For people of my age, who were around for the last major royal wedding of Diana and Charles, this is the latest chapter in a story which began thirty years ago in a time when celebrity culture was still in its infancy. I remember witnessing this same sense of communal euphoria at the time of their wedding; It seems to be a national (and international) projection of what arises around any wedding; the feeling of hope. By taking on a lifelong commitment to each other, the newly weds become a symbol of this hope – the hope that true love actually exists.
But we all know how the last fairytale wedding ended – the writing was on the wall before the vows were even spoken (in their televised pre-wedding interview Prince Charles responded to the suggestion of them being ‘very much in love’ by saying ‘Yes, whatever that means…’ Ouch! Not a good omen for the start of a lifelong commitment of love.
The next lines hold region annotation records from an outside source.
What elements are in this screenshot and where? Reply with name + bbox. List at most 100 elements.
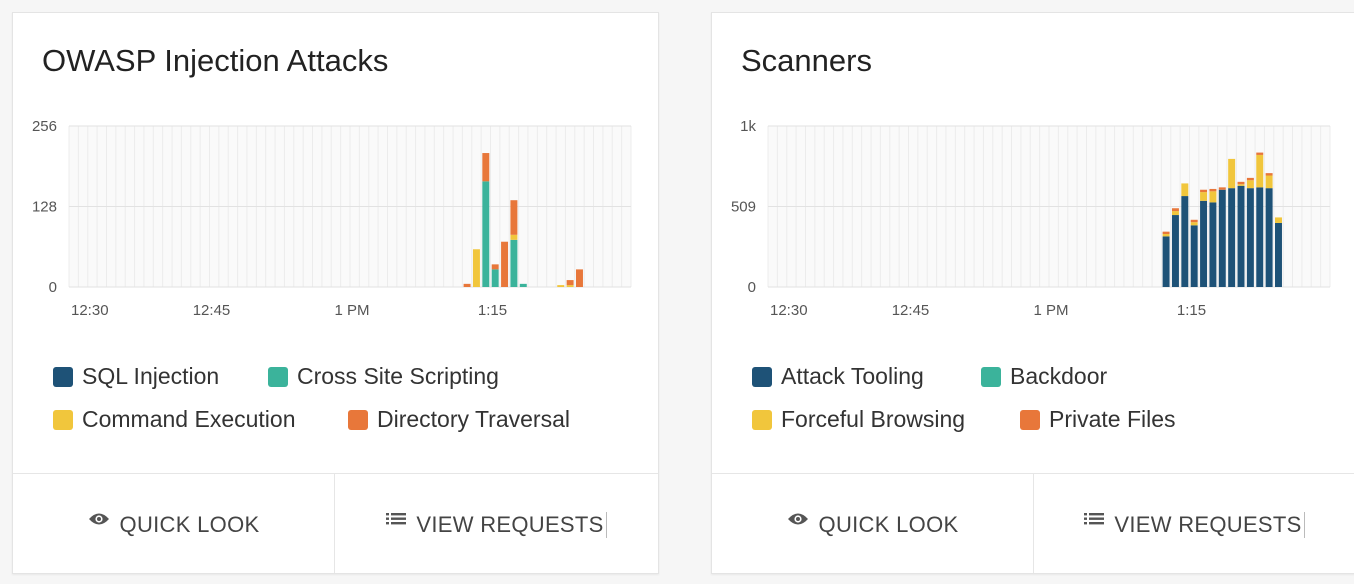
quick-look-button[interactable]: QUICK LOOK — [13, 474, 334, 584]
bar-segment — [1181, 196, 1189, 287]
bar-segment — [1256, 187, 1264, 287]
bar-segment — [1237, 184, 1245, 186]
scanners-card: Scanners 0 509 1k 12:30 12:45 1 PM 1:15 Attack… — [711, 12, 1354, 574]
eye-icon — [88, 512, 110, 526]
view-requests-button[interactable]: VIEW REQUESTS — [1034, 474, 1354, 584]
legend-item-directory-traversal[interactable]: Directory Traversal — [348, 406, 570, 433]
bar-segment — [1200, 192, 1208, 201]
x-tick-label: 1:15 — [478, 302, 507, 319]
bar-segment — [1275, 217, 1282, 223]
x-tick-label: 12:30 — [71, 302, 109, 319]
bar-segment — [576, 269, 583, 287]
x-tick-label: 1:15 — [1177, 302, 1206, 319]
bar-segment — [1265, 188, 1273, 287]
view-requests-label: VIEW REQUESTS — [1114, 512, 1302, 537]
y-tick-label: 0 — [748, 279, 756, 296]
bar-segment — [482, 181, 490, 287]
bar-segment — [1171, 208, 1179, 212]
eye-icon — [787, 512, 809, 526]
card-title: OWASP Injection Attacks — [42, 43, 389, 78]
x-tick-label: 1 PM — [334, 302, 369, 319]
bar-segment — [501, 241, 509, 287]
list-icon — [1084, 512, 1105, 528]
bar-segment — [1209, 188, 1217, 192]
legend-swatch — [268, 366, 288, 387]
bar-segment — [1246, 180, 1254, 189]
y-tick-label: 1k — [740, 118, 756, 135]
bar-segment — [1275, 222, 1282, 287]
bar-segment — [1190, 225, 1198, 287]
bar-segment — [510, 239, 518, 287]
legend-item-sql-injection[interactable]: SQL Injection — [53, 363, 219, 390]
quick-look-label: QUICK LOOK — [818, 512, 959, 537]
bar-segment — [1200, 189, 1208, 193]
text-cursor — [605, 512, 607, 538]
y-tick-label: 128 — [32, 199, 57, 216]
x-tick-label: 1 PM — [1033, 302, 1068, 319]
quick-look-label: QUICK LOOK — [119, 512, 260, 537]
bar-segment — [1265, 173, 1273, 176]
quick-look-button[interactable]: QUICK LOOK — [712, 474, 1033, 584]
view-requests-label: VIEW REQUESTS — [416, 512, 604, 537]
legend-swatch — [981, 366, 1001, 387]
legend-item-backdoor[interactable]: Backdoor — [981, 363, 1107, 390]
legend-item-attack-tooling[interactable]: Attack Tooling — [752, 363, 924, 390]
bar-segment — [1246, 177, 1254, 181]
legend-swatch — [348, 409, 368, 430]
legend-label: Backdoor — [1010, 363, 1108, 389]
view-requests-button[interactable]: VIEW REQUESTS — [335, 474, 658, 584]
card-title: Scanners — [741, 43, 872, 78]
bar-segment — [1265, 175, 1273, 189]
scanners-chart: 0 509 1k 12:30 12:45 1 PM 1:15 — [731, 118, 1331, 319]
list-icon — [386, 512, 407, 528]
legend-label: Attack Tooling — [781, 363, 924, 389]
legend-item-cross-site-scripting[interactable]: Cross Site Scripting — [268, 363, 499, 390]
bar-segment — [1190, 222, 1198, 226]
bar-segment — [1181, 183, 1189, 197]
legend-label: Forceful Browsing — [781, 406, 966, 432]
legend-label: SQL Injection — [82, 363, 220, 389]
bar-segment — [510, 234, 518, 240]
x-tick-label: 12:30 — [770, 302, 808, 319]
bar-segment — [482, 153, 490, 182]
legend-item-command-execution[interactable]: Command Execution — [53, 406, 296, 433]
x-tick-label: 12:45 — [892, 302, 930, 319]
y-tick-label: 0 — [49, 279, 57, 296]
text-cursor — [1303, 512, 1305, 538]
bar-segment — [1209, 191, 1217, 203]
bar-segment — [463, 283, 471, 287]
y-tick-label: 256 — [32, 118, 57, 135]
bar-segment — [1256, 152, 1264, 155]
bar-segment — [1218, 189, 1226, 287]
legend-item-forceful-browsing[interactable]: Forceful Browsing — [752, 406, 965, 433]
legend-swatch — [53, 366, 73, 387]
legend-item-private-files[interactable]: Private Files — [1020, 406, 1176, 433]
bar-segment — [519, 283, 527, 287]
bar-segment — [1162, 234, 1170, 237]
bar-segment — [1171, 215, 1179, 287]
legend-label: Directory Traversal — [377, 406, 570, 432]
bar-segment — [1162, 236, 1170, 287]
owasp-chart: 0 128 256 12:30 12:45 1 PM 1:15 — [32, 118, 632, 319]
bar-segment — [472, 249, 480, 287]
x-tick-label: 12:45 — [193, 302, 231, 319]
owasp-card: OWASP Injection Attacks 0 128 256 12:30 12:4… — [12, 12, 659, 574]
legend-swatch — [752, 366, 772, 387]
bar-segment — [1256, 154, 1264, 188]
bar-segment — [510, 200, 518, 235]
bar-segment — [1209, 202, 1217, 287]
bar-segment — [566, 280, 574, 286]
bar-segment — [1162, 231, 1170, 235]
legend-swatch — [53, 409, 73, 430]
bar-segment — [491, 264, 499, 270]
bar-segment — [491, 269, 499, 287]
bar-segment — [1237, 181, 1245, 185]
legend-label: Command Execution — [82, 406, 296, 432]
legend-swatch — [1020, 409, 1040, 430]
bar-segment — [557, 285, 565, 287]
bar-segment — [1218, 187, 1226, 190]
bar-segment — [1228, 158, 1236, 189]
bar-segment — [1190, 219, 1198, 223]
legend-swatch — [752, 409, 772, 430]
legend-label: Private Files — [1049, 406, 1176, 432]
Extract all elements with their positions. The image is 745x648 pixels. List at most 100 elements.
But men have changed and evolved since then – haven’t they? We presume that William hasn’t grown up with quite the same ‘stiff upper lip, don’t cry, repress your feelings’ idea of masculinity which Charles must have endured. (If you’ve seen ‘The Kings Speech’ you get a good representation of this rigidity in his grandfather and great grandfather). I can’t help thinking that some of the hope now being projected on this royal wedding is born out of the need to put right what went wrong with Charles and Diana; the need to have a happy ending to the story. In William and Kate the world sees two people who really do seem to be in love, and they appear to be lovely people too. Who wouldn’t wish them well? Perhaps in our post-Diana, celebrity obsessed culture we are more cynical now than we were in the Eighties, but not so cynical it seems to want to wish William the ‘happy ever after’ his Mother never found.